Those rumbles at the Jersey shore? Sonic booms and the occasional earthquake
Along the Jersey Shore, they are called "sonic booms." And the rumbles and shaky tremors that seem almost as frequent as nor'easters have been known to slide glassware right off shelves and rattle doors and windows. The booms - there have been three this year - often mystify coastal residents about their source.
Along the Jersey Shore, they are called "sonic booms."
And the rumbles and shaky tremors that seem almost as frequent as nor'easters have been known to slide glassware right off shelves and rattle doors and windows. The booms - there have been three this year - often mystify coastal residents about their source.
They have been happening for years.
"It can be a pretty good jolt when you get one," said Jim Eberwine, a former National Weather Service meteorologist who is now the emergency management coordinator for Absecon, a mainland gateway community to Atlantic City.
Many of the explosion-like booms are verified to have occurred during training and testing by regional military installations, while fewer are blamed on seismic activity. And some have never been explained.
Eberwine, who is also a meteorological instructor at Atlantic Cape Community College, says that these days, when he hears one of the booms or gets the report of one, he immediately checks with various sources to try to determine a cause. One resource he uses is the online earthquake map provided by the Lamont-Doherty Cooperative Seismographic Network at Columbia University in New York. The map, which monitors activity 24/7, recorded a magnitude 2.7 earthquake about 200 miles off the coast of New Jersey on Sept. 30.
"I've been here since 1977, and there have probably been at least 10 major incidents involving sonic booms," said Eberwine, who previously lived in Southern California, where there was a greater threat of such tremors from earthquakes rather than military testing. "In between, there have been lots of reports of little tremors here and there."
The latest - the second such occurrence this year - happened this month when a military aircraft was practicing late-afternoon maneuvers off the coast and generated a sonic boom that officials said was felt as far north as Harvey Cedars on Long Beach Island and south to Wildwood, and inland as far as Hammonton.
Sonic booms occur when shock waves are created when an object travels through the air faster than the speed of sound. Waves of pressure are created in front of and behind the object.
Patrick Gordon, a public affairs spokesman for the Naval Air Station Patuxent River in Maryland, said an F-36 Joint Strike Fighter conducted exercises off the mid-Atlantic coast and specifically near South Jersey on Dec. 2. The aircraft was cleared by military officials to "go supersonic" as part of a training mission, but it is unclear whether the aircraft achieved supersonic speed, Gordon said.
The area, about three miles off the coastline between South Jersey and Virginia, is considered a "test track" for military aircraft, Gordon said.
It was the second time in 2016 that the air station at Patuxent was responsible for generating sonic booms in the region, with the previous occurrence reported in January, Gordon said.

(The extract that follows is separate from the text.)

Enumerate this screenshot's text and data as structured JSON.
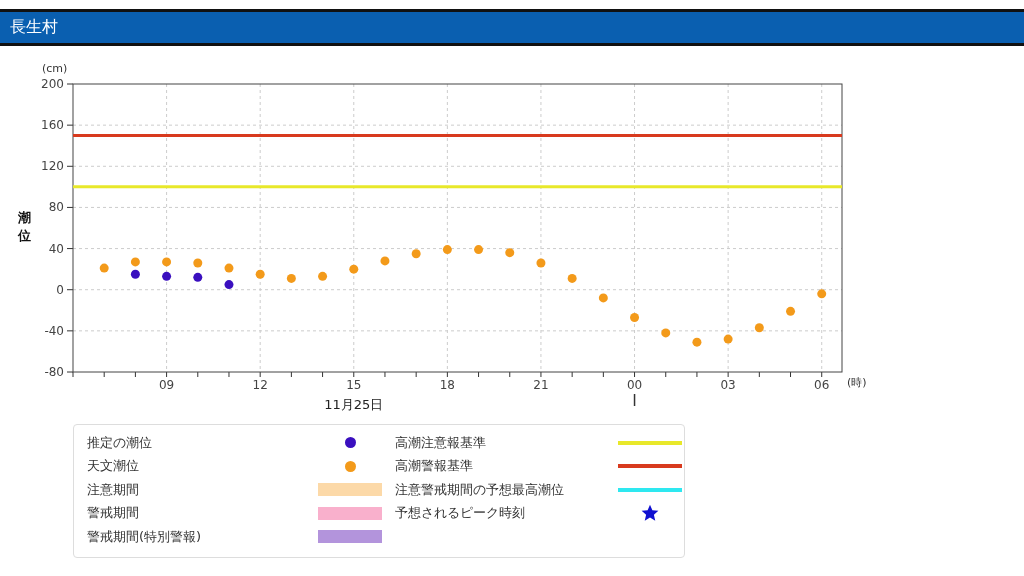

At times, sonic noises have also been created by practice maneuvers by the 177th Air National Guard Fighter Wing, which operates out of the Atlantic City International Airport in Pomona. The fighter wing is located in a key position between New York and Washington, and patrols the East Coast, providing combat-ready aircraft and personnel for deployment worldwide.
Fewer sonic booms and tremors in this region are caused by earthquakes, according to Jonathan E. Nyquist, a professor of geophysics at Temple University.
Nyquist said seismic activity does not produce actual sonic booms - but sonic booms can produce earthquake-like tremors that people sometimes mistake for seismic activity.
And while substantial seismic activity is a rarity in the region, small earthquakes have been documented in diaries and newspapers as long as history has been recorded, Nyquist said.
The most substantial East Coast seismic event felt in this region may have been an August 2011 earthquake. The epicenter of the 5.8 magnitude quake was in Louisa County, Va., about 38 miles northwest of Richmond, but the quake was felt up and down the mid-Atlantic, and as far north as the Maritimes in Canada and as far south as Georgia.
Nyquist said one such earthquake hit the Philadelphia region just as Civil War troops were returning from Gettysburg in 1863. It felled the brick chimneys on homes and "stopped pendulums on clocks and pulled glassware off apothecary shop shelves," he said.
"It had people at the time talking about the earthquake and the damage it caused instead of the troops returning from Gettysburg," Nyquist said. "People are always fascinated by the occurrence of such geologic events. . . . They want to know the how and why."